I once ran up to the top of a giant sand dune on the side of a winding highway bordered by this body of sand on one side and a body of water, the Pacific Ocean, on the other. The Pacific came right up to the edge of the road, right below the guard rail. The sand spilled onto the road from the other side where the dune was, and the pavement was just a tiny stretch in between them, interrupting a natural beach. As I ran up the dune, often walking, often dragging myself up, and usually looking back and down to see the tiny cars and specks of people below, I thought I was on a different planet. It was an out-of-body experience and I thought I was dreaming it. The fact is, I was obviously not on a different planet, but rather on Earth. The same Earth I’ve grown up on my whole life, the same Earth that I always think I know and am used to. I decided during this climb, however, that I no longer had the right to think I had seen Earth or to be comfortable on it, because this planet has so much more to explore than what I am used to.
It’s funny that I thought I knew what this planet we spin around on is all about and that I was really making the most of my days. I’ve thought all my life that I’m really “living” and doing my best every day and squeezing the most out of life, but I haven’t even scraped the surface. I started to especially feel bogged down by this in college. Worrying about future jobs, post-graduate requirements, money, a résumé, and other scary responsibilities shut me down and made me robotic like everyone else. We all do the same things every day. We go to class, feel exhausted and stressed and cope with Netflix or sleeping, eat at the dining hall, and sit in our dorm rooms, repeating the cycle every… single… day. We waste days at a time sleeping because we are too tired. We let sunrises and sunsets pass without looking out the window because our favorite season on Netflix is coming to an end.
It’s time to break the cycle. Life is not about pouring all of your energy into a homework assignment and staying up until the early hours of the morning just to then wreck your eating and sleeping schedule and set you back for weeks at a time. Life is not about being so seemingly exhausted that you miss out on what’s happening in the world around you, because the world does not wait. Opportunities do not linger just for you, people do not just stop on a dime to wait for you to catch up, and places do not stay frozen in time just for you to see how beautiful they are. If you don’t wake up from your daily nap or peel your eyes away from your computer screen, then you’ll miss everything. Why wake up when you’re eighty or ninety years old with an aching heart because you never saw that city or never met that person you should’ve made time for? Why go to bed at night at eighty or ninety years old wishing you had boarded that plane or bought that ticket? Look at all the time we have in front of us now. It would be criminal to waste it.
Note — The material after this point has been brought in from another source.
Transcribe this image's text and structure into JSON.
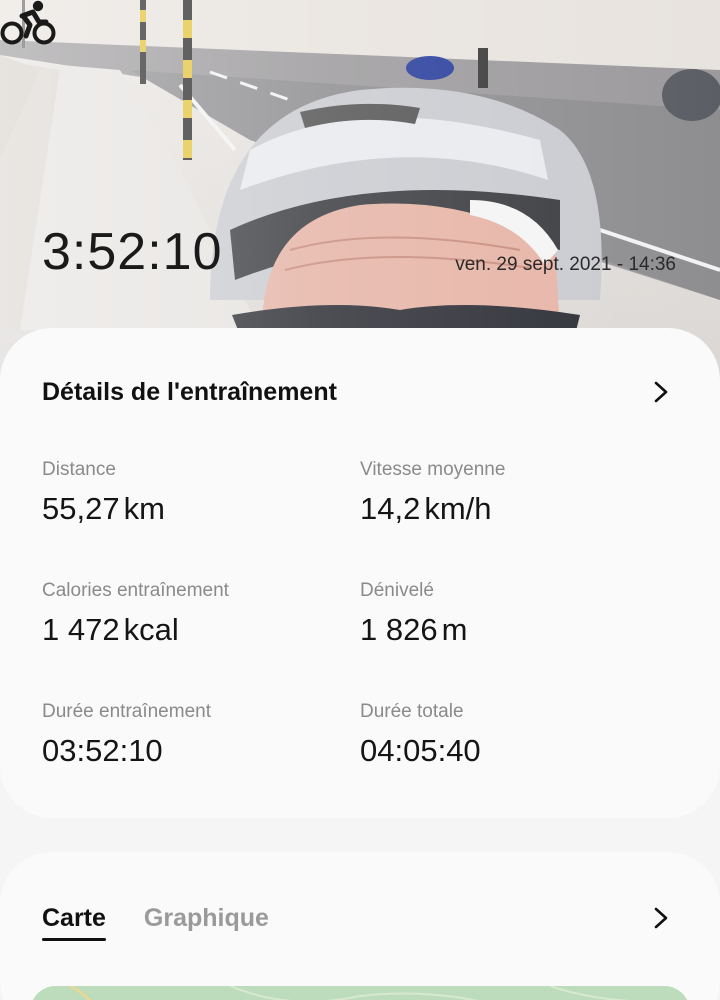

There’s so much to do right now. There are so many places to visit and explore. Study abroad if you can and leave nothing unturned when you do. Do everything and leave nothing undone. Work hard to afford a trip somewhere in the U.S. There are thousands of beautiful places to touch down in and explore for a few days. Go to that concert on a Tuesday night if it means you do your work before or after. Go get dinner with someone you haven’t seen for a while. Take a day trip somewhere new. Leave what you’re used to and what’s comfortable and you will find so many more things that you will come to know and love.
I did eventually reach the top of that sand dune. I was on the Pacific Highway in California near Malibu. It was later in the afternoon and the sun was hitting the rough rocks and sand at the top of the dune before an imminent sunset. I stood up there for a few minutes as I watched cars whiz by below and the great Pacific Ocean swell calmly out to where the sky meets the sea. There were other people climbing up and down the dune, but no one was talking. We were all just standing there, in awe. Like you read in books or see in movies, time stopped and everything was still. Earth is literally drop dead gorgeous. It’s a natural phenomenon that steals your breath and speeds up your heartbeat because it’s too much for you to understand but just enough for you to try to grasp. Everything else in this life besides exploring the world, exploring your own head and exploring your own heart are trivial. There’s so much more out there than the four walls of your dorm room or the blinding screen of your laptop. Go find it.